Be sure to enable the virtual network

There is an important advantage to this, firstly your infra guys don’t need to worry about building an integration runtime that has a managed virtual network, you can leave that to the data factory developers who will do it with the git code enabled on the factory, and this will help to keep it all in code and deployable.

Here is public GitHub repository I created that describes everything in this blog.

The Problem

As we have discussed, the decision to code your pipelines, managed private endpoints, linked services needs to come early on. Will you use the bicep templates to do this? Or will you let the devleopers create these components inside the factory with the git mode activated?

The answer is to let your ADF developers do it in the factory and then utilise DevOps to build and release the Factory (which emulates the “Publish” button on the Factory)

I am hoping this diagram helps to describe what the factory will look like if you did code some pipelines and global parameters in your IaC.

If you are in the Factory and you switch over to the Git Mode you will find that the factory looks like this, and you might ask WHY!?

Do you see how different they look? (look at the factory images on the right hand side, different number of pipelines etc)

This is because the factory in the LIVE mode shows what it is in the the IaC and the factory in the GIT mode is what is in the /adf-dev folder (see my github page for more info -> GitHub repository)

How to go about building it the correct way

To get started with AVM, go to http://aks.ms/avm and select the Data Factory module. Follow the instructions provided. For example, when working with large parameter data sets, you’ll find integration runtimes, managed private endpoints, and global parameters included, but beware because this can lead you down the wrong path.

Don’t code your data factory operations in IaC. What are operations? Anything that is specific to a particular business problem that you are trying to solve. Pipelines solve specific business problems and you can have 1-100’s of pipelines in one factory.
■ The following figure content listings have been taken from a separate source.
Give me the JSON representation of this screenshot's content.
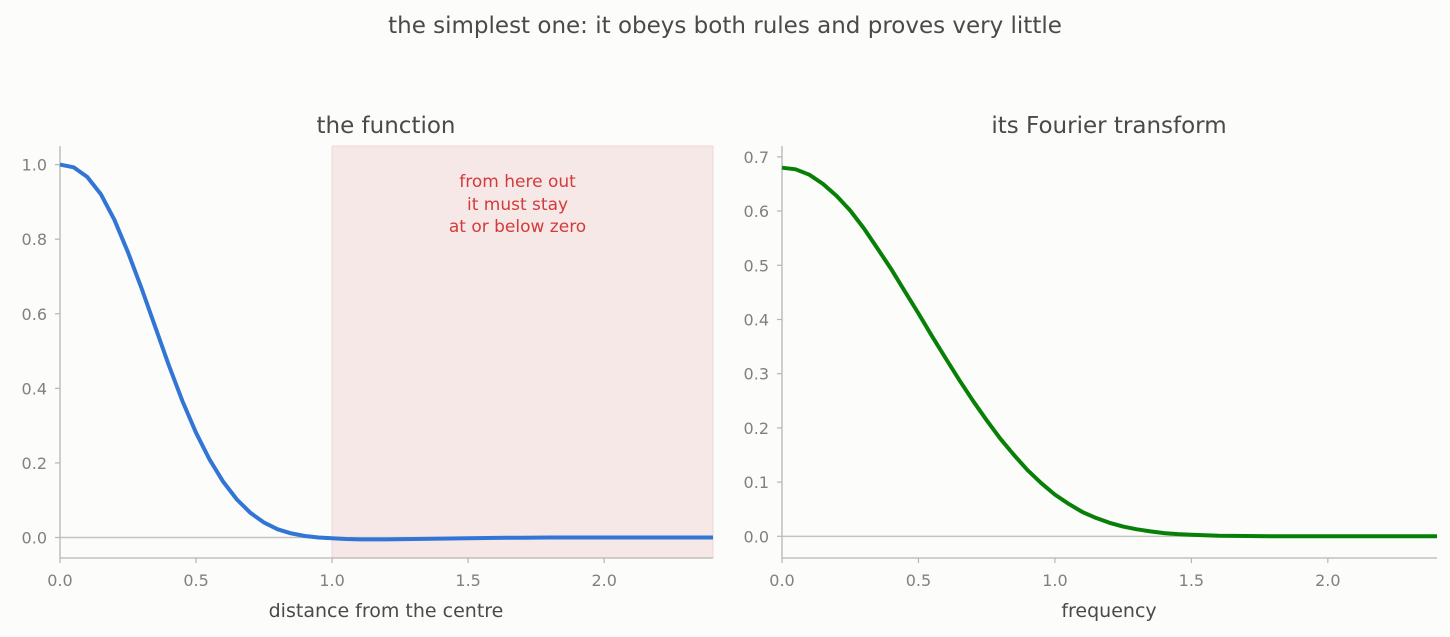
{
  "suptitle": "the simplest one: it obeys both rules and proves very little",
  "chart_data": [
    {
      "type": "line",
      "title": "the function",
      "xlabel": "distance from the centre",
      "ylabel": "",
      "xlim": [
        0.0,
        2.4
      ],
      "ylim": [
        -0.055,
        1.05
      ],
      "xticks": [
        "0.0",
        "0.5",
        "1.0",
        "1.5",
        "2.0"
      ],
      "yticks": [
        "0.0",
        "0.2",
        "0.4",
        "0.6",
        "0.8",
        "1.0"
      ],
      "grid": false,
      "series": [
        {
          "color": "#3176d4",
          "x": [
            0.0,
            0.05,
            0.1,
            0.15,
            0.2,
            0.25,
            0.3,
            0.35,
            0.4,
            0.45,
            0.5,
            0.55,
            0.6,
            0.65,
            0.7,
            0.75,
            0.8,
            0.85,
            0.9,
            0.95,
            1.0,
            1.05,
            1.1,
            1.15,
            1.2,
            1.3,
            1.4,
            1.5,
            1.6,
            1.7,
            1.8,
            1.9,
            2.0,
            2.2,
            2.4
          ],
          "y": [
            1.0,
            0.993,
            0.967,
            0.921,
            0.852,
            0.765,
            0.668,
            0.565,
            0.462,
            0.366,
            0.281,
            0.209,
            0.149,
            0.102,
            0.066,
            0.04,
            0.022,
            0.011,
            0.004,
            0.0,
            -0.002,
            -0.004,
            -0.005,
            -0.005,
            -0.005,
            -0.004,
            -0.003,
            -0.002,
            -0.001,
            -0.0005,
            0.0,
            0.0,
            0.0,
            0.0,
            0.0
          ]
        }
      ],
      "shaded_region": {
        "x_from": 1.0,
        "x_to": 2.4,
        "color": "#f7e8e8",
        "annotation": [
          "from here out",
          "it must stay",
          "at or below zero"
        ],
        "annotation_color": "#d43a3a"
      }
    },
    {
      "type": "line",
      "title": "its Fourier transform",
      "xlabel": "frequency",
      "ylabel": "",
      "xlim": [
        0.0,
        2.4
      ],
      "ylim": [
        -0.04,
        0.72
      ],
      "xticks": [
        "0.0",
        "0.5",
        "1.0",
        "1.5",
        "2.0"
      ],
      "yticks": [
        "0.0",
        "0.1",
        "0.2",
        "0.3",
        "0.4",
        "0.5",
        "0.6",
        "0.7"
      ],
      "grid": false,
      "series": [
        {
          "color": "#088008",
          "x": [
            0.0,
            0.05,
            0.1,
            0.15,
            0.2,
            0.25,
            0.3,
            0.35,
            0.4,
            0.45,
            0.5,
            0.55,
            0.6,
            0.65,
            0.7,
            0.75,
            0.8,
            0.85,
            0.9,
            0.95,
            1.0,
            1.05,
            1.1,
            1.15,
            1.2,
            1.25,
            1.3,
            1.35,
            1.4,
            1.45,
            1.5,
            1.6,
            1.7,
            1.8,
            1.9,
            2.0,
            2.2,
            2.4
          ],
          "y": [
            0.68,
            0.677,
            0.667,
            0.65,
            0.628,
            0.601,
            0.568,
            0.531,
            0.493,
            0.452,
            0.411,
            0.369,
            0.328,
            0.288,
            0.25,
            0.214,
            0.18,
            0.15,
            0.122,
            0.098,
            0.077,
            0.06,
            0.045,
            0.034,
            0.025,
            0.018,
            0.013,
            0.009,
            0.006,
            0.004,
            0.003,
            0.001,
            0.0005,
            0.0,
            0.0,
            0.0,
            0.0,
            0.0
          ]
        }
      ]
    }
  ]
}
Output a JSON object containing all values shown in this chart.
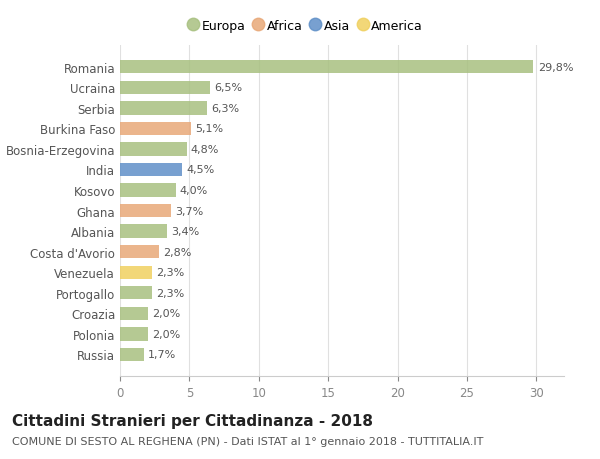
{
  "countries": [
    "Russia",
    "Polonia",
    "Croazia",
    "Portogallo",
    "Venezuela",
    "Costa d'Avorio",
    "Albania",
    "Ghana",
    "Kosovo",
    "India",
    "Bosnia-Erzegovina",
    "Burkina Faso",
    "Serbia",
    "Ucraina",
    "Romania"
  ],
  "values": [
    1.7,
    2.0,
    2.0,
    2.3,
    2.3,
    2.8,
    3.4,
    3.7,
    4.0,
    4.5,
    4.8,
    5.1,
    6.3,
    6.5,
    29.8
  ],
  "labels": [
    "1,7%",
    "2,0%",
    "2,0%",
    "2,3%",
    "2,3%",
    "2,8%",
    "3,4%",
    "3,7%",
    "4,0%",
    "4,5%",
    "4,8%",
    "5,1%",
    "6,3%",
    "6,5%",
    "29,8%"
  ],
  "continents": [
    "Europa",
    "Europa",
    "Europa",
    "Europa",
    "America",
    "Africa",
    "Europa",
    "Africa",
    "Europa",
    "Asia",
    "Europa",
    "Africa",
    "Europa",
    "Europa",
    "Europa"
  ],
  "continent_colors": {
    "Europa": "#a8c080",
    "Africa": "#e8a878",
    "Asia": "#6090c8",
    "America": "#f0d060"
  },
  "legend_continents": [
    "Europa",
    "Africa",
    "Asia",
    "America"
  ],
  "title": "Cittadini Stranieri per Cittadinanza - 2018",
  "subtitle": "COMUNE DI SESTO AL REGHENA (PN) - Dati ISTAT al 1° gennaio 2018 - TUTTITALIA.IT",
  "xlim": [
    0,
    32
  ],
  "xticks": [
    0,
    5,
    10,
    15,
    20,
    25,
    30
  ],
  "background_color": "#ffffff",
  "grid_color": "#e0e0e0",
  "bar_height": 0.65,
  "title_fontsize": 11,
  "subtitle_fontsize": 8,
  "label_fontsize": 8,
  "tick_fontsize": 8.5,
  "legend_fontsize": 9
}
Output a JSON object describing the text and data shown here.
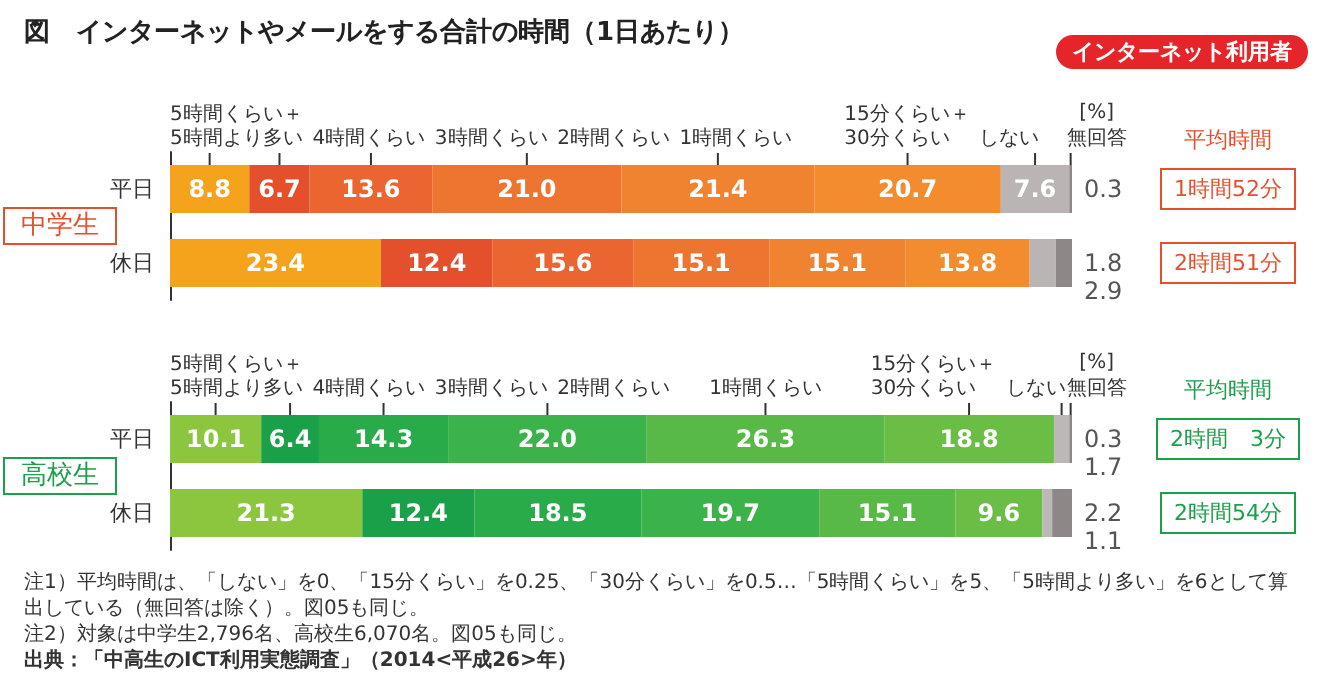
{
  "chart_data": [
    {
      "type": "bar",
      "orientation": "horizontal",
      "stacked": true,
      "title": "図　インターネットやメールをする合計の時間（1日あたり）",
      "subtitle": "インターネット利用者",
      "ylabel": "中学生",
      "xlabel": "[%]",
      "tick_labels": "y",
      "categories": [
        "平日",
        "休日"
      ],
      "series": [
        {
          "name": "5時間くらい＋\n5時間より多い",
          "color": "#f5a31c",
          "values": [
            8.8,
            23.4
          ],
          "value_labels": [
            "8.8",
            "23.4"
          ]
        },
        {
          "name": "4時間くらい",
          "color": "#e4502b",
          "values": [
            6.7,
            12.4
          ],
          "value_labels": [
            "6.7",
            "12.4"
          ]
        },
        {
          "name": "3時間くらい",
          "color": "#eb6530",
          "values": [
            13.6,
            15.6
          ],
          "value_labels": [
            "13.6",
            "15.6"
          ]
        },
        {
          "name": "2時間くらい",
          "color": "#ee7530",
          "values": [
            21.0,
            15.1
          ],
          "value_labels": [
            "21.0",
            "15.1"
          ]
        },
        {
          "name": "1時間くらい",
          "color": "#f08330",
          "values": [
            21.4,
            15.1
          ],
          "value_labels": [
            "21.4",
            "15.1"
          ]
        },
        {
          "name": "15分くらい＋\n30分くらい",
          "color": "#f28c2e",
          "values": [
            20.7,
            13.8
          ],
          "value_labels": [
            "20.7",
            "13.8"
          ]
        },
        {
          "name": "しない",
          "color": "#bab4b4",
          "values": [
            7.6,
            2.9
          ],
          "value_labels": [
            "7.6",
            "2.9"
          ]
        },
        {
          "name": "無回答",
          "color": "#8e8787",
          "values": [
            0.3,
            1.8
          ],
          "value_labels": [
            "0.3",
            "1.8"
          ]
        }
      ],
      "annotations": [
        "平均時間",
        "1時間52分",
        "2時間51分"
      ]
    },
    {
      "type": "bar",
      "orientation": "horizontal",
      "stacked": true,
      "ylabel": "高校生",
      "xlabel": "[%]",
      "tick_labels": "y",
      "categories": [
        "平日",
        "休日"
      ],
      "series": [
        {
          "name": "5時間くらい＋\n5時間より多い",
          "color": "#8cc63f",
          "values": [
            10.1,
            21.3
          ],
          "value_labels": [
            "10.1",
            "21.3"
          ]
        },
        {
          "name": "4時間くらい",
          "color": "#1aa049",
          "values": [
            6.4,
            12.4
          ],
          "value_labels": [
            "6.4",
            "12.4"
          ]
        },
        {
          "name": "3時間くらい",
          "color": "#2aab4a",
          "values": [
            14.3,
            18.5
          ],
          "value_labels": [
            "14.3",
            "18.5"
          ]
        },
        {
          "name": "2時間くらい",
          "color": "#3bb34a",
          "values": [
            22.0,
            19.7
          ],
          "value_labels": [
            "22.0",
            "19.7"
          ]
        },
        {
          "name": "1時間くらい",
          "color": "#58b947",
          "values": [
            26.3,
            15.1
          ],
          "value_labels": [
            "26.3",
            "15.1"
          ]
        },
        {
          "name": "15分くらい＋\n30分くらい",
          "color": "#6abd45",
          "values": [
            18.8,
            9.6
          ],
          "value_labels": [
            "18.8",
            "9.6"
          ]
        },
        {
          "name": "しない",
          "color": "#bdb8b8",
          "values": [
            1.7,
            1.1
          ],
          "value_labels": [
            "1.7",
            "1.1"
          ]
        },
        {
          "name": "無回答",
          "color": "#8e8787",
          "values": [
            0.3,
            2.2
          ],
          "value_labels": [
            "0.3",
            "2.2"
          ]
        }
      ],
      "annotations": [
        "平均時間",
        "2時間　3分",
        "2時間54分",
        "注1）平均時間は、「しない」を0、「15分くらい」を0.25、「30分くらい」を0.5…「5時間くらい」を5、「5時間より多い」を6として算出している（無回答は除く）。図05も同じ。",
        "注2）対象は中学生2,796名、高校生6,070名。図05も同じ。",
        "出典：「中高生のICT利用実態調査」（2014<平成26>年）"
      ]
    }
  ]
}
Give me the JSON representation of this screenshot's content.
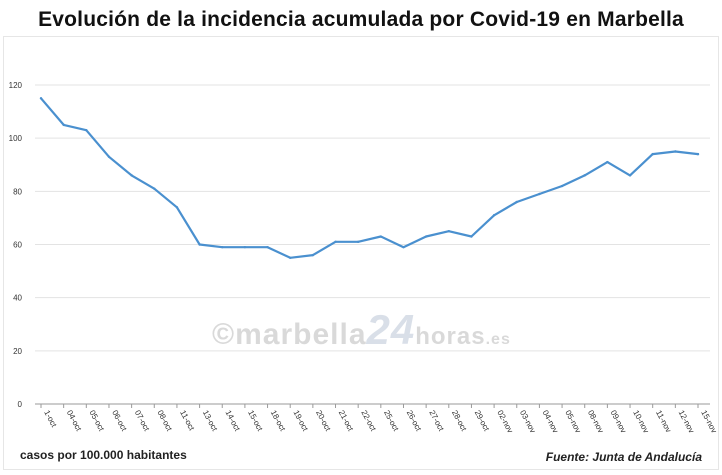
{
  "title": "Evolución de la incidencia acumulada por Covid-19 en Marbella",
  "footnote_left": "casos por 100.000 habitantes",
  "source": "Fuente: Junta de Andalucía",
  "watermark": {
    "copyright": "©",
    "brand": "marbella",
    "number": "24",
    "suffix": "horas",
    "tld": ".es"
  },
  "colors": {
    "line": "#4a90cf",
    "grid": "#e3e3e3",
    "axis": "#9a9a9a",
    "tick_text": "#333333"
  },
  "chart_data": {
    "type": "line",
    "title": "Evolución de la incidencia acumulada por Covid-19 en Marbella",
    "xlabel": "",
    "ylabel": "",
    "ylim": [
      0,
      120
    ],
    "yticks": [
      0,
      20,
      40,
      60,
      80,
      100,
      120
    ],
    "grid": true,
    "categories": [
      "1-oct",
      "04-oct",
      "05-oct",
      "06-oct",
      "07-oct",
      "08-oct",
      "11-oct",
      "13-oct",
      "14-oct",
      "15-oct",
      "18-oct",
      "19-oct",
      "20-oct",
      "21-oct",
      "22-oct",
      "25-oct",
      "26-oct",
      "27-oct",
      "28-oct",
      "29-oct",
      "02-nov",
      "03-nov",
      "04-nov",
      "05-nov",
      "08-nov",
      "09-nov",
      "10-nov",
      "11-nov",
      "12-nov",
      "15-nov"
    ],
    "series": [
      {
        "values": [
          115,
          105,
          103,
          93,
          86,
          81,
          74,
          60,
          59,
          59,
          59,
          55,
          56,
          61,
          61,
          63,
          59,
          63,
          65,
          63,
          71,
          76,
          79,
          82,
          86,
          91,
          86,
          94,
          95,
          94
        ]
      }
    ]
  }
}
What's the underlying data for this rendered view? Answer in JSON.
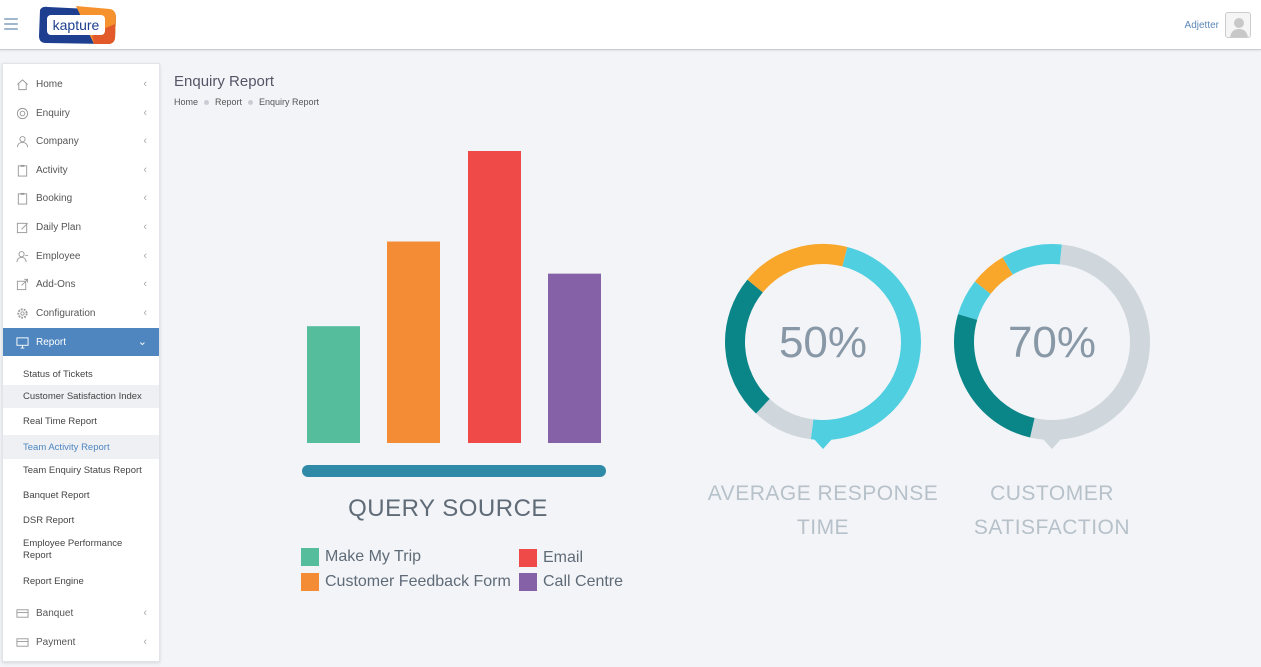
{
  "header": {
    "logo_text": "kapture",
    "user_name": "Adjetter"
  },
  "sidebar": {
    "items": [
      {
        "label": "Home",
        "icon": "home-icon"
      },
      {
        "label": "Enquiry",
        "icon": "lifebuoy-icon"
      },
      {
        "label": "Company",
        "icon": "person-icon"
      },
      {
        "label": "Activity",
        "icon": "clipboard-icon"
      },
      {
        "label": "Booking",
        "icon": "clipboard-icon"
      },
      {
        "label": "Daily Plan",
        "icon": "edit-icon"
      },
      {
        "label": "Employee",
        "icon": "employee-icon"
      },
      {
        "label": "Add-Ons",
        "icon": "external-icon"
      },
      {
        "label": "Configuration",
        "icon": "gear-icon"
      },
      {
        "label": "Report",
        "icon": "monitor-icon"
      }
    ],
    "report_sub": [
      "Status of Tickets",
      "Customer Satisfaction Index",
      "Real Time Report",
      "Team Activity Report",
      "Team Enquiry Status Report",
      "Banquet Report",
      "DSR Report",
      "Employee Performance Report",
      "Report Engine"
    ],
    "bottom_items": [
      {
        "label": "Banquet",
        "icon": "card-icon"
      },
      {
        "label": "Payment",
        "icon": "card-icon"
      }
    ]
  },
  "page": {
    "title": "Enquiry Report",
    "breadcrumb": [
      "Home",
      "Report",
      "Enquiry Report"
    ]
  },
  "chart_data": {
    "type": "bar",
    "title": "QUERY SOURCE",
    "categories": [
      "Make My Trip",
      "Customer Feedback Form",
      "Email",
      "Call Centre"
    ],
    "values": [
      40,
      69,
      100,
      58
    ],
    "colors": [
      "#55bd9b",
      "#f38c34",
      "#ef4a47",
      "#8562a7"
    ],
    "ylim": [
      0,
      100
    ],
    "xlabel": "",
    "ylabel": "",
    "grid": false,
    "legend_position": "bottom"
  },
  "donuts": [
    {
      "percent_label": "50%",
      "label_line1": "AVERAGE RESPONSE",
      "label_line2": "TIME",
      "segments": [
        {
          "color": "#4fcfe0",
          "fraction": 0.48
        },
        {
          "color": "#cfd7dc",
          "fraction": 0.1
        },
        {
          "color": "#0b8688",
          "fraction": 0.24
        },
        {
          "color": "#f8a72b",
          "fraction": 0.18
        }
      ]
    },
    {
      "percent_label": "70%",
      "label_line1": "CUSTOMER",
      "label_line2": "SATISFACTION",
      "segments": [
        {
          "color": "#cfd7dc",
          "fraction": 0.52
        },
        {
          "color": "#0b8688",
          "fraction": 0.26
        },
        {
          "color": "#4fcfe0",
          "fraction": 0.06
        },
        {
          "color": "#f8a72b",
          "fraction": 0.06
        },
        {
          "color": "#4fcfe0",
          "fraction": 0.1
        }
      ]
    }
  ]
}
Pipelines need datasets, and datasets need linked services and linked services need integration runtimes. Do this all in the Data Factory in the Git mode (or if you are brave enough or tech geeky, code it in Json in the git location folder that is connected to your Factory)

Factory Settings on the other hand are for the entire factory, not to solve specific and different business problems such as ETL processes or data wrangling.

DevOps build and Release

Use DevOps CI/CD to manage the lifecycle of your Data Factory. Don’t use the Publish button, but rather use NPM packages to build your data factory ARM template and then release it, all with DevOps or with GitHub actions. A great article for this is here

Remember, if an infrastructure team member adds anything to your Data Factory that isn’t in the Git folder, and you run your DevOps pipelines, it won’t be deployed to the Live Factory. This highlights the importance of maintaining consistency between your Git repository and the live Data Factory.

After you have built and released, this is what your factory will look like

Another valid option is to use “Import” after first successful IaC deployment

If your live factory has parameters or pipelines that aren’t reflected in Git, you can use the Import resources feature in Git configuration tab to import from the live factory to Git. This ensures your Git repository matches your live Data Factory.

To summarize, deploying Data Factory using infrastructure as code requires careful synchronization between Git and the live environment. Always ensure that changes made in the live factory are reflected in Git to avoid discrepancies.

I hope this clarifies the deployment process and addresses some common issues. Thank you for reading!